そして、きのう(7日)行われた最終報告で、研究の結果「人魚のミイラ」は造られたものだったと発表されました。
ミイラには頭蓋骨や脊髄、肋骨などの骨格がなく内部には布や綿が詰められていました。
上半身は薄い紙を重ねた上にフグの皮と動物の毛を接着して作られたもの、下半身も同様の構造をニベ科の魚の皮で覆ったものであごの周りのみ漆喰のようなもので固められています。
また、剥離した鱗の分析からミイラは1800年代後半に造られた可能性が高くDNAも検出されませんでした。
また、科学的な分析と共に進められた民俗学的な研究から現在、国内では15体の「人魚のミイラ」が確認されていていることそして、海外にも日本で作られたとみられるミイラが存在することから江戸時代以降、多くの「人魚のミイラ」が作られ国内外に流通していたことが推測されました。

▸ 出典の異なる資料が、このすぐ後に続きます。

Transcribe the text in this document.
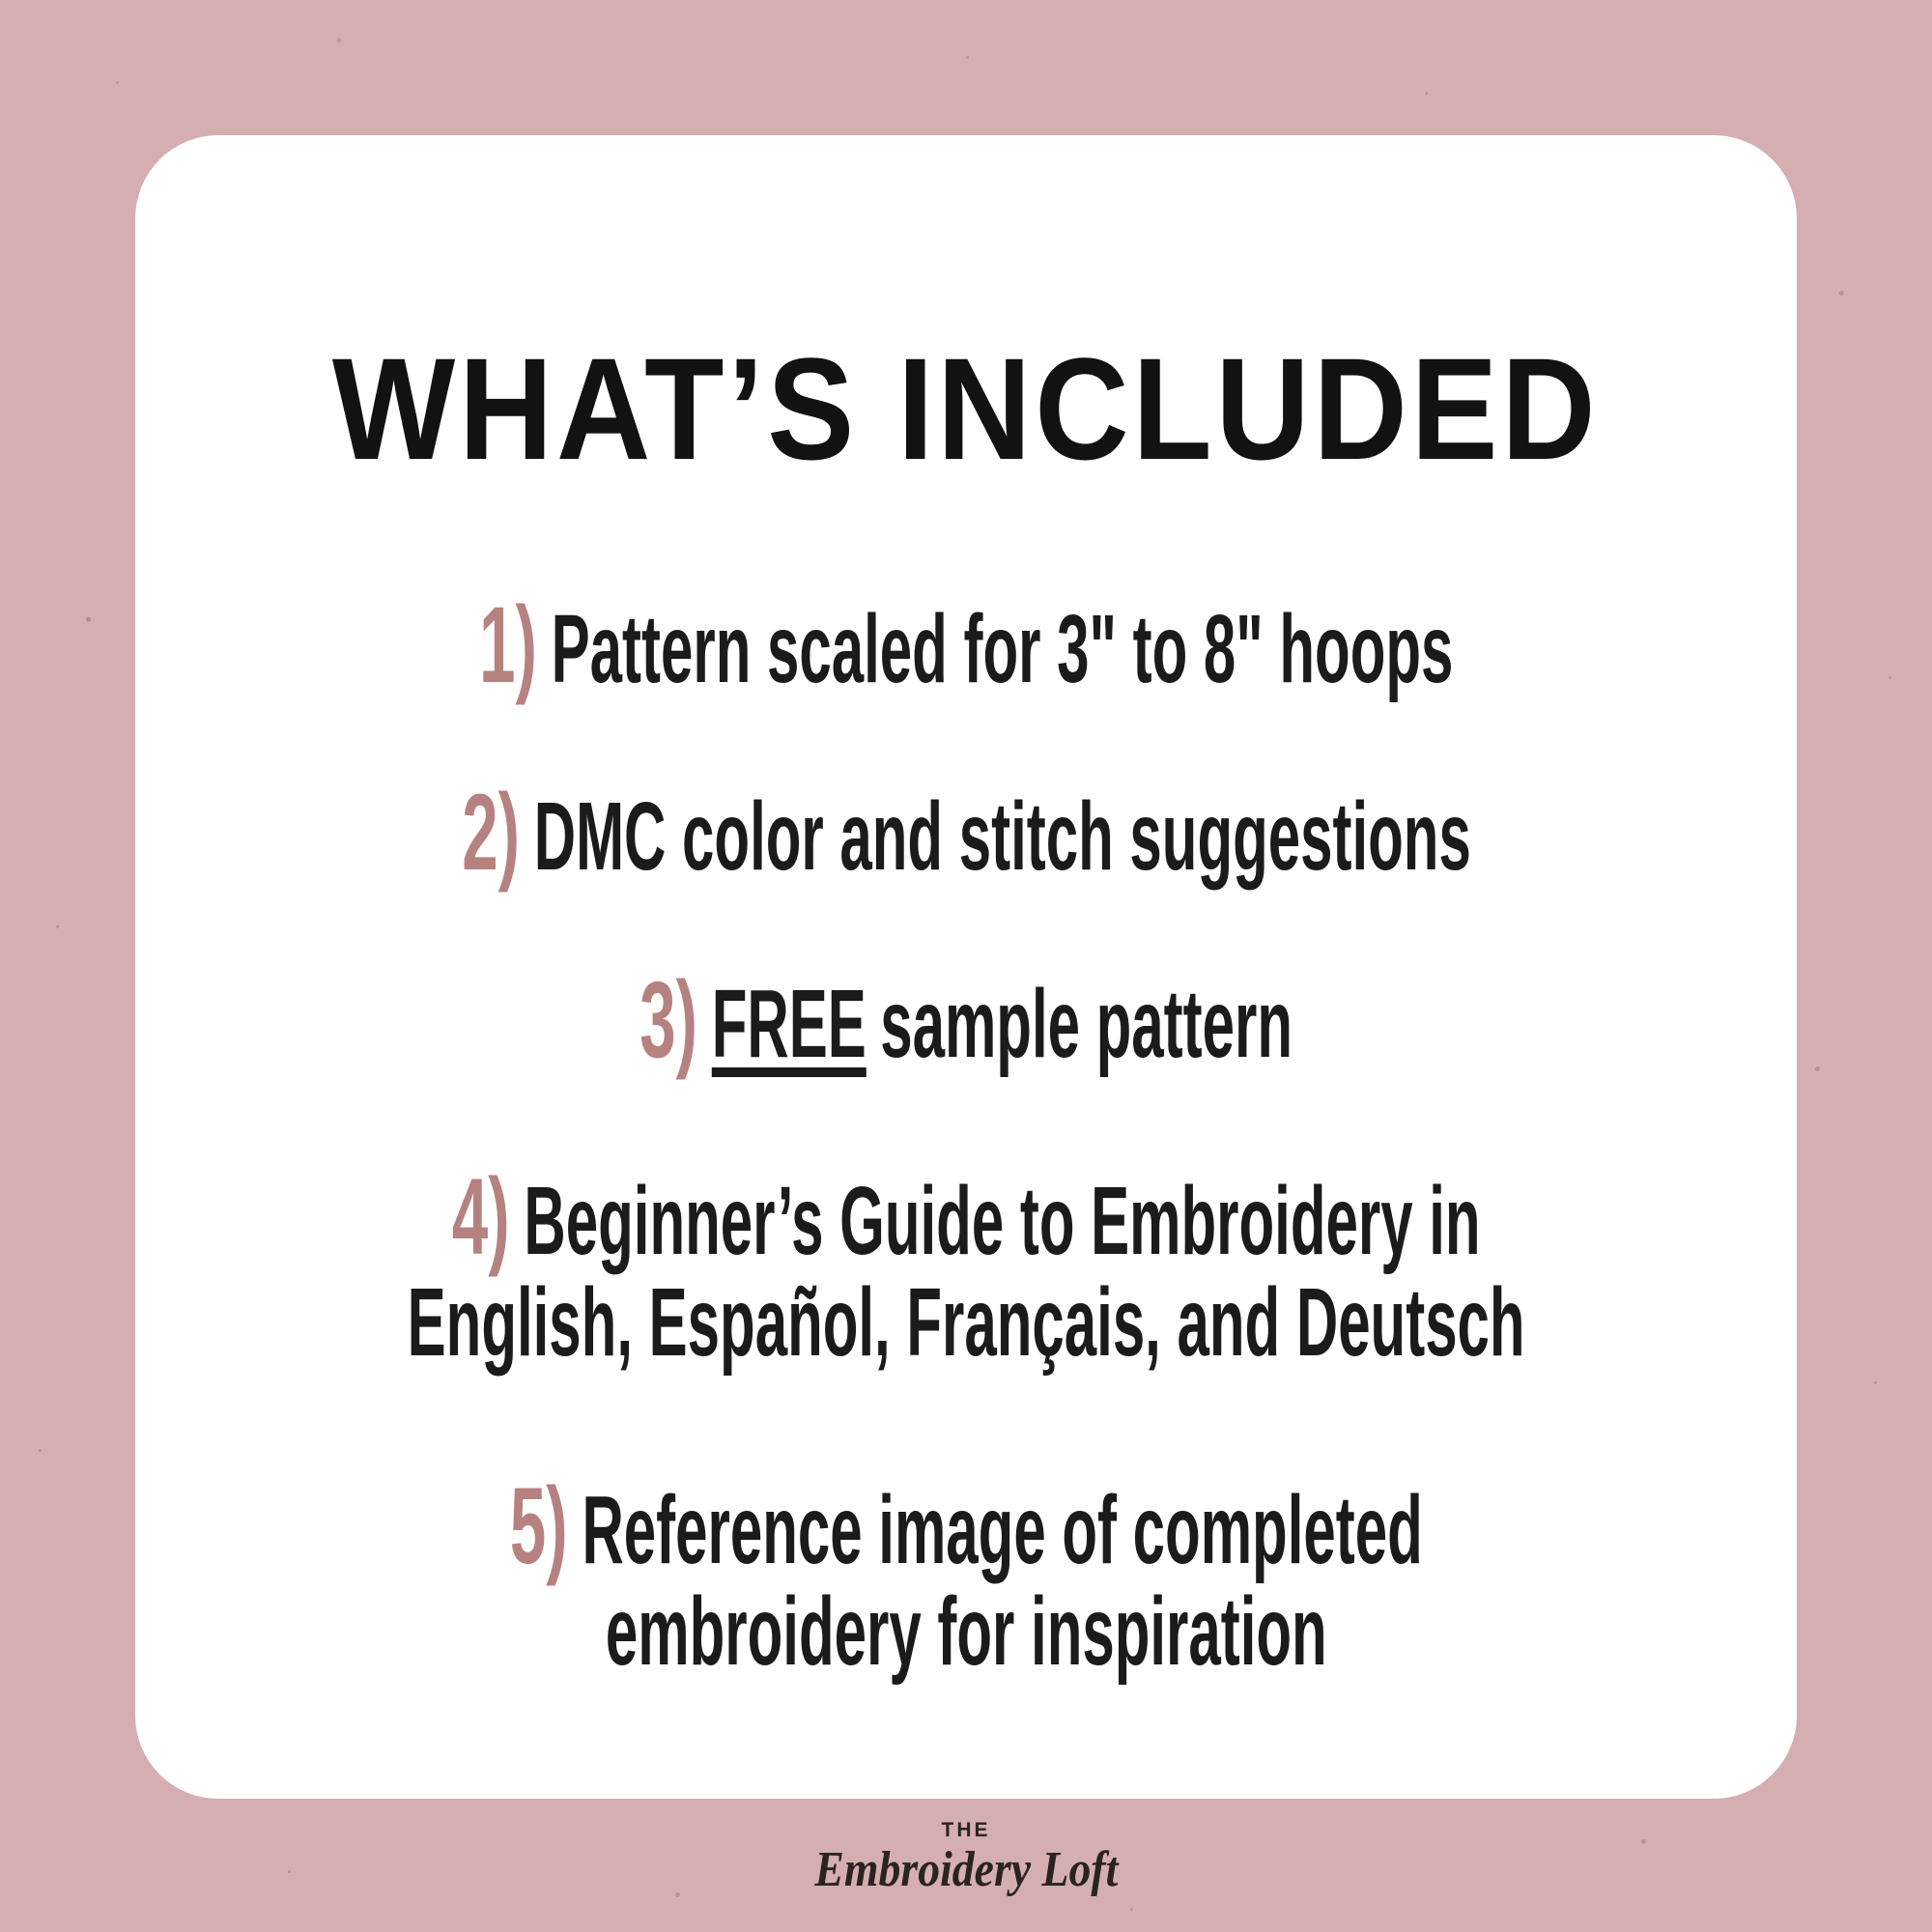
WHAT’S INCLUDED
1) Pattern scaled for 3" to 8" hoops
2) DMC color and stitch suggestions
3) FREE sample pattern
4) Beginner’s Guide to Embroidery in
English, Español, Français, and Deutsch
5) Reference image of completed
embroidery for inspiration
THE
Embroidery Loft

不老不死や疫病流行の予言など人魚には様々な伝説が残されていて岡山民俗学会の木下浩理事はこの「人魚のミイラ」の存在意義について次のように語りました。
倉敷芸術科学大学では今後、まだ調査できていない毛や爪などの解析を行いながらこの研究を論文としてまとめる方針です。
また「人魚のミイラ」は今後も浅口市の圓珠院で大切に保管していきます。